Welcome to Springbank-week here on the blog! Six different Springbank-bottlings will be reviewed, and in addition to this an interview with David Allen, Regional Sales Manager for Springbank, will appear during the course of the week.
Campbeltown is a small town on a peninsula at the west coast of Scotland, not far from Islay. The town itself is situated in a bay of the eastern side of the peninsula, and not entirely unexpected many generations have made a living out of fishing here. The name of the town was initially Kinlochkilkerran, but was renamed in the 1600s after the Earl of Argyle, Archibald Campbell. Campbeltown was once the whisky industry’s great pride, with a total of 34 distilleries and the slogan “Whisky capital of the world”. As the focus shifted more and more to quantity the reputation of the Campbeltown whisky got a bit tainted and when alcohol was prohibited in the States most of the distilleries had to shut down, one by one. Today only three distilleries are alive and kickin’: Glengyle, Glen Scotia and the focal point of this week – Springbank. If many Campbeltown distilleries in the past went for quantity, the distilleries today go for quality, and genuine craft whisky.
Springbank is a family owned distillery founded in 1828 on the same spot where Archibald Mitchell previously ran an illegal still. Today it’s his relatives (fifth generation!) that run the distillery, and here they do more or less everything on location and from scratch. Springbank make three different types of malt spirit here: Hazelburn, Springbank and Longrow. Hazelburn is the distillery’s unpeated whisky and is distilled three times instead of the traditional two in Scotland. Springbank is fairly peated and is distilled two and a half times (1) while Longrow is they’re peatiest expression and is distilled only twice. During the course of this week I’ll be reviewing bottlings belonging to all three categories!
Springbank 10 yo
General facts: This ten-year-old whisky is Springbank’s entry level bottling, and is matured on a combination of sherry and bourbon casks. The ABV is 46% and the whisky is neither chill-filtered nor artificially coloured.
Colour: Light golden
Nose: Sweet, creamy and with a hint of minerals or wet stone. Lightly creamy and tangy together with some sweetness, kind of like Turkish yoghurt with a lot of honey. Freshly baked buns and a hint of peat smoke in the background. Oven baked apples, banana cake and a faint sensation of raisins. Bread spices and some wet leather.
Taste: Distinct peat smoke, sweet smoke actually, with beeswax and mixed fruits. Cocktail fruits? And after a while, some leather appears too. Ripe banana and honey in abundance. Caraway, cinnamon and black pepper. Dark brown crispbread and some more leather. Finally some polished wood.
Finish: The leather sensation start off the pretty dry finish, together with some fresh fruits and smoke. The medium length aftertaste ends in some kind of spicy, dark chocolate.

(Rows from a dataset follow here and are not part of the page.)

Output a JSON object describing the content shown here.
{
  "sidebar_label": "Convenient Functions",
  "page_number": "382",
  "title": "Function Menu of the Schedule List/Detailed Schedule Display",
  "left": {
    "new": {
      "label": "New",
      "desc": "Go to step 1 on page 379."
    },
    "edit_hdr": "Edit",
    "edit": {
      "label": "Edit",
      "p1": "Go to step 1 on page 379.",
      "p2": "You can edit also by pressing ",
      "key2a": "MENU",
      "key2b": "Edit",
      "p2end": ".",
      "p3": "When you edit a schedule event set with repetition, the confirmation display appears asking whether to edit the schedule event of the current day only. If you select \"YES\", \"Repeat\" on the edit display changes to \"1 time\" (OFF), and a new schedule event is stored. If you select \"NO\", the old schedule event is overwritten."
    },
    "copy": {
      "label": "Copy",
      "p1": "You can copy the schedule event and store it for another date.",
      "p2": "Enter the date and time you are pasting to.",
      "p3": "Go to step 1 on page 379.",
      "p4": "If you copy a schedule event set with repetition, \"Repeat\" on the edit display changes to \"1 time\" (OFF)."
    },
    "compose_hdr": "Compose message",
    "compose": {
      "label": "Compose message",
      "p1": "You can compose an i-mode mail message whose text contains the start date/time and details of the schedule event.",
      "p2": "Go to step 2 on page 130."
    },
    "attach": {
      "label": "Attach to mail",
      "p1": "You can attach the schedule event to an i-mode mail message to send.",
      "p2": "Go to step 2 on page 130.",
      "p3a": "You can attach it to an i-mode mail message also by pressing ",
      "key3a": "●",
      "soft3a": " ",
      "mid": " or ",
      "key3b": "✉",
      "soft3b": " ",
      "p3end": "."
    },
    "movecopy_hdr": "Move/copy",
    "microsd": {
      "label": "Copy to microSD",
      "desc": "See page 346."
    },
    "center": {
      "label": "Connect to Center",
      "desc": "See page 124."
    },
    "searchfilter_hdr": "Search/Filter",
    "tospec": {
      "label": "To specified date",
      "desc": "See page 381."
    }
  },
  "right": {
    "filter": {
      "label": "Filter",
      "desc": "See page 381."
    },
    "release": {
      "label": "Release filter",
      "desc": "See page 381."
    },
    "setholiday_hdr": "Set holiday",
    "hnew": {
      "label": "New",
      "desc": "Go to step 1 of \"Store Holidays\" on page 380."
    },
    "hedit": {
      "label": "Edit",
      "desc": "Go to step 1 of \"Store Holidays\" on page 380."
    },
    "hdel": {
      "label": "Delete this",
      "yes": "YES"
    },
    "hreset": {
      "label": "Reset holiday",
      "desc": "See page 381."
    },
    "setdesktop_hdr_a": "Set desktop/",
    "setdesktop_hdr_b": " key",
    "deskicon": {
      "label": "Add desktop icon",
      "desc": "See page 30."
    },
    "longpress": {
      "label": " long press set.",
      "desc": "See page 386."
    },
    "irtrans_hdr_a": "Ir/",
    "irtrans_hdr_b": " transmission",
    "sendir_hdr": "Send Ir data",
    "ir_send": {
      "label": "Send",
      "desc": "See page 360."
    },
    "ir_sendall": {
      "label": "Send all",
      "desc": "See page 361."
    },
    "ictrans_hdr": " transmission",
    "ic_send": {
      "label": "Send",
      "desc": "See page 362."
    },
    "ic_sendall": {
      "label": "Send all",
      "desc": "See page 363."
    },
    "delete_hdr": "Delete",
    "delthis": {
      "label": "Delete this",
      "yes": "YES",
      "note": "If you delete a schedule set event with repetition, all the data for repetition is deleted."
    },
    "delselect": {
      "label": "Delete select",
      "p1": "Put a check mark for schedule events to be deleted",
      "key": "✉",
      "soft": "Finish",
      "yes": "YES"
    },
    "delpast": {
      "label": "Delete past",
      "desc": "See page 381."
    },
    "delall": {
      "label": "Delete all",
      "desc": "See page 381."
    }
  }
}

General facts: This is the distillery’s entry level whisky for the most peated segment of the bottlings, under the name of Longrow. This specific bottling is a NAS-whisky where the age of the spirit isn’t specified on the bottle, and cask type isn’t revealed either. The whisky is, in true Springbank-style, neither chill-filtered not coloured.
Colour: Golden straw
Nose: The same kind of mineral type of note as with the Springbank 10 yo, but more evident here. Even the smoke if more pronounced, and is accompanied by lime. Then some lovely, creamy vanilla custard, ginger pears and some more peat smoke.
Taste: Tangy peat smoke with white wine gums. Some honey, some molon, some lemon and after that quite a bit of oak. There is also the same kind of creamy sensation as in the nose, but more like vanilla-flavoured Chantilly cream than über sweet custard. Finally some firewood and smoke.
Finish: The medium length aftertaste starts surprisingly enough a bit sweet, and becomes both peatier and maltier as time goes by. Burnt bread and peat smoke follows and subsides into something that reminds me of sweet pickled onions and smoked leather.
To conclude these two bottling in just a few sentences, it’s all about young, qualitative whisky with a lot of flavour and personalities of their own. Longrow Peated is a lot of fun and has quite a deal of character with an unexpected amount of creaminess, which I like. However, if I have to choose I pick Springbank 10 any day of the week. It’s a crackin’ entry level whisky with both a flirty fruitiness and some rougher notes of peat smoke and leather in a terrific balance which, in my humble opinion, keeps being interesting year after year no matter how well-trained taste buds you get.